Vous avez suivi un cursus de géographie et d’aménagement à l’Université Paris 1 et à l’École Normale Supérieure de Paris, et vous avez ensuite rejoint le Centre de recherches internationales de Sciences Po dans le cadre d’une thèse, soutenue en 2022, sous la direction d’Eric Verdeil. Pouvez-vous nous présenter les principaux arguments de ce travail doctoral ?

Mon travail de thèse s’intéresse aux enjeux urbains de la transition socio-écologique à travers la question du métabolisme territorial. Cette expression rend compte, de manière imagée, de la consommation matérielle et énergétique induite par les systèmes urbains, c’est-à-dire à la fois leur construction et leur fonctionnement. Les analyses de flux de matière, qui quantifient les matières consommées, stockées et rejetées par les villes, ont montré que les ressources minérales (granulats pour le béton, notamment) constituent la plus importante matière solide mobilisée par les systèmes urbains. Or, ces ressources sont non renouvelables et ont d’importants effets environnementaux et sociaux.

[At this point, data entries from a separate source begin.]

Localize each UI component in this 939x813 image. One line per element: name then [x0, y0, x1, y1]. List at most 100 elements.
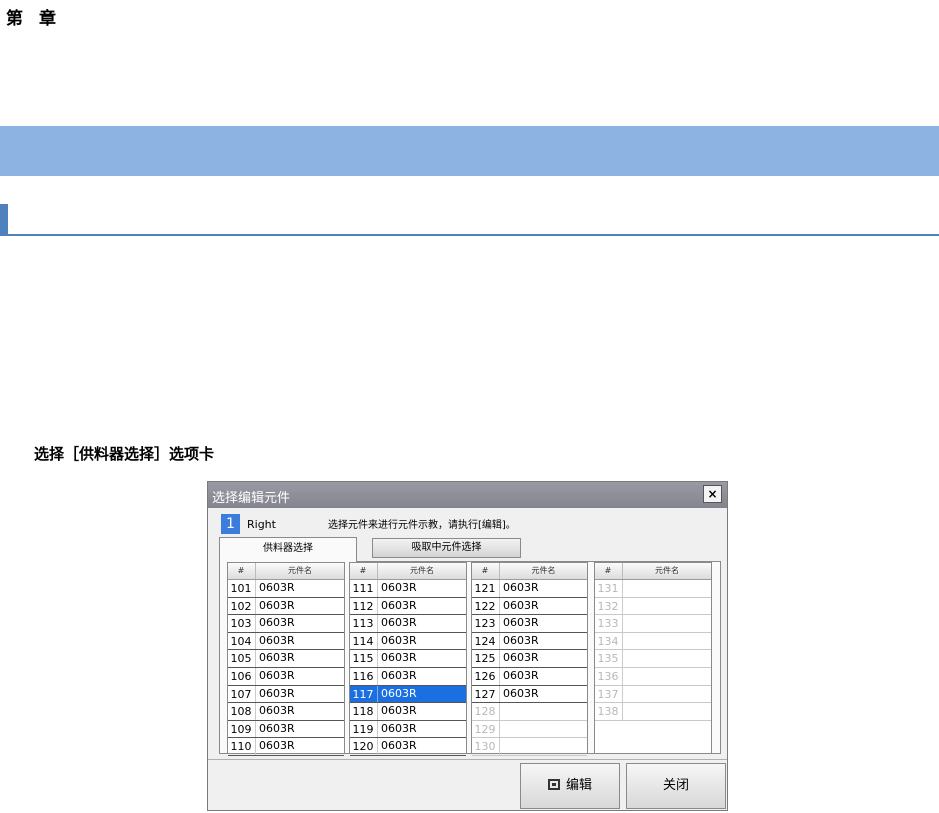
column-header-component-name: 元件名 [499, 563, 587, 579]
footer-divider [208, 759, 727, 760]
table-row[interactable]: 138 [595, 703, 711, 721]
column-header-component-name: 元件名 [377, 563, 466, 579]
table-row[interactable]: 108 0603R [228, 703, 344, 721]
table-row[interactable]: 134 [595, 632, 711, 651]
section-rule [0, 234, 939, 236]
component-name [622, 650, 711, 667]
feeder-number: 137 [597, 687, 619, 701]
table-row[interactable]: 112 0603R [350, 597, 466, 616]
table-row[interactable]: 133 [595, 615, 711, 633]
component-name: 0603R [499, 580, 587, 597]
component-name [499, 720, 587, 738]
component-grid-4: # 元件名 131 132 133 134 135 136 137 138 [594, 562, 712, 754]
component-grid-1: # 元件名 101 0603R 102 0603R 103 0603R 104 0603R 105 0… [227, 562, 345, 756]
dialog-titlebar: 选择编辑元件 × [208, 482, 727, 508]
table-row[interactable]: 123 0603R [472, 615, 587, 633]
feeder-number: 126 [474, 669, 496, 683]
feeder-number: 120 [352, 740, 374, 754]
table-row[interactable]: 126 0603R [472, 667, 587, 686]
column-header-number: # [604, 566, 612, 575]
chapter-char-2: 章 [39, 9, 58, 29]
table-row[interactable]: 124 0603R [472, 632, 587, 651]
close-icon[interactable]: × [703, 485, 722, 503]
table-row[interactable]: 120 0603R [350, 738, 466, 756]
table-row[interactable]: 118 0603R [350, 703, 466, 721]
feeder-number: 121 [474, 582, 496, 595]
table-row[interactable]: 105 0603R [228, 650, 344, 668]
feeder-number: 112 [352, 599, 374, 613]
feeder-number: 135 [597, 652, 619, 666]
component-name: 0603R [255, 703, 344, 720]
feeder-number: 114 [352, 634, 374, 648]
table-row[interactable]: 131 [595, 580, 711, 598]
table-row[interactable]: 135 [595, 650, 711, 668]
component-name [499, 703, 587, 720]
table-row[interactable]: 115 0603R [350, 650, 466, 668]
table-row[interactable]: 132 [595, 597, 711, 616]
head-label: Right [247, 518, 276, 531]
component-name: 0603R [499, 650, 587, 667]
component-name: 0603R [499, 632, 587, 650]
table-row[interactable]: 136 [595, 667, 711, 686]
feeder-number: 101 [230, 582, 252, 595]
table-row[interactable]: 110 0603R [228, 738, 344, 756]
component-name: 0603R [377, 650, 466, 667]
section-marker [0, 204, 8, 235]
table-row[interactable]: 119 0603R [350, 720, 466, 739]
feeder-number: 118 [352, 705, 374, 719]
table-row[interactable]: 121 0603R [472, 580, 587, 598]
feeder-number: 127 [474, 687, 496, 701]
table-row[interactable]: 116 0603R [350, 667, 466, 686]
feeder-number: 102 [230, 599, 252, 613]
table-row[interactable]: 109 0603R [228, 720, 344, 739]
component-name: 0603R [377, 720, 466, 738]
feeder-number: 107 [230, 687, 252, 701]
grid-header: # 元件名 [595, 563, 711, 580]
component-name [622, 703, 711, 720]
feeder-number: 110 [230, 740, 252, 754]
tab-picked-component-select[interactable]: 吸取中元件选择 [372, 538, 521, 558]
feeder-number: 128 [474, 705, 496, 719]
close-button[interactable]: 关闭 [626, 763, 726, 809]
table-row[interactable]: 102 0603R [228, 597, 344, 616]
feeder-number: 116 [352, 669, 374, 683]
component-name: 0603R [377, 703, 466, 720]
component-name [499, 738, 587, 755]
feeder-number: 134 [597, 634, 619, 648]
table-row[interactable]: 125 0603R [472, 650, 587, 668]
table-row[interactable]: 127 0603R [472, 685, 587, 704]
chapter-char-1: 第 [6, 9, 25, 29]
component-name: 0603R [255, 597, 344, 615]
feeder-number: 138 [597, 705, 619, 719]
component-name: 0603R [377, 597, 466, 615]
component-name: 0603R [255, 738, 344, 755]
column-header-component-name: 元件名 [255, 563, 344, 579]
edit-button[interactable]: 编辑 [520, 763, 620, 809]
table-row[interactable]: 117 0603R [350, 685, 466, 704]
feeder-number: 117 [352, 687, 374, 701]
table-row[interactable]: 130 [472, 738, 587, 756]
table-row[interactable]: 104 0603R [228, 632, 344, 651]
table-row[interactable]: 137 [595, 685, 711, 704]
tab-feeder-select[interactable]: 供料器选择 [219, 537, 357, 562]
table-row[interactable]: 128 [472, 703, 587, 721]
table-row[interactable]: 122 0603R [472, 597, 587, 616]
table-row[interactable]: 111 0603R [350, 580, 466, 598]
table-row[interactable]: 106 0603R [228, 667, 344, 686]
grid-header: # 元件名 [350, 563, 466, 580]
table-row[interactable]: 113 0603R [350, 615, 466, 633]
table-row[interactable]: 101 0603R [228, 580, 344, 598]
feeder-number: 108 [230, 705, 252, 719]
table-row[interactable]: 114 0603R [350, 632, 466, 651]
table-row[interactable]: 129 [472, 720, 587, 739]
column-header-component-name: 元件名 [622, 563, 711, 579]
component-name: 0603R [377, 685, 466, 703]
component-name: 0603R [377, 738, 466, 755]
component-name: 0603R [255, 650, 344, 667]
feeder-number: 109 [230, 722, 252, 736]
component-name [622, 685, 711, 703]
component-name [622, 632, 711, 650]
edit-icon [547, 779, 560, 790]
table-row[interactable]: 107 0603R [228, 685, 344, 704]
table-row[interactable]: 103 0603R [228, 615, 344, 633]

La thèse est partie de ce constat : les matériaux de construction et les déchets de chantier constituent des enjeux environnementaux majeurs. C’est la matière avec laquelle travaillent les acteurs de la fabrique urbaine. Pourtant, l’empreinte matérielle des décisions d’aménagement demeure un impensé des politiques urbaines et environnementales. Je me suis donc intéressée aux transformations du métabolisme des matériaux de chantier à Paris et à Bruxelles, deux régions urbaines qui ont initié des politiques de réemploi et de recyclage visant une « économie circulaire » des matériaux et déchets de construction.

Ces politiques se développent dans un contexte de déstabilisation socio-écologique du métabolisme des matériaux de chantier. Les terres et les bétons sont historiquement gérés par les acteurs du bâtiment et des travaux publics qui ont organisé des filières de stockage et de valorisation en sous-couches routières, en comblement de carrières ou en aménagements paysagers. Seule une très faible part de ces matières réintègre le cycle de la construction de bâtiments. Ce fonctionnement est mis en question par la conjonction de plusieurs phénomènes : la raréfaction des ressources minérales pour approvisionner les chantiers, l’augmentation de la production de déchets et la montée de contestations du stockage d’un côté et de l’extraction de l’autre.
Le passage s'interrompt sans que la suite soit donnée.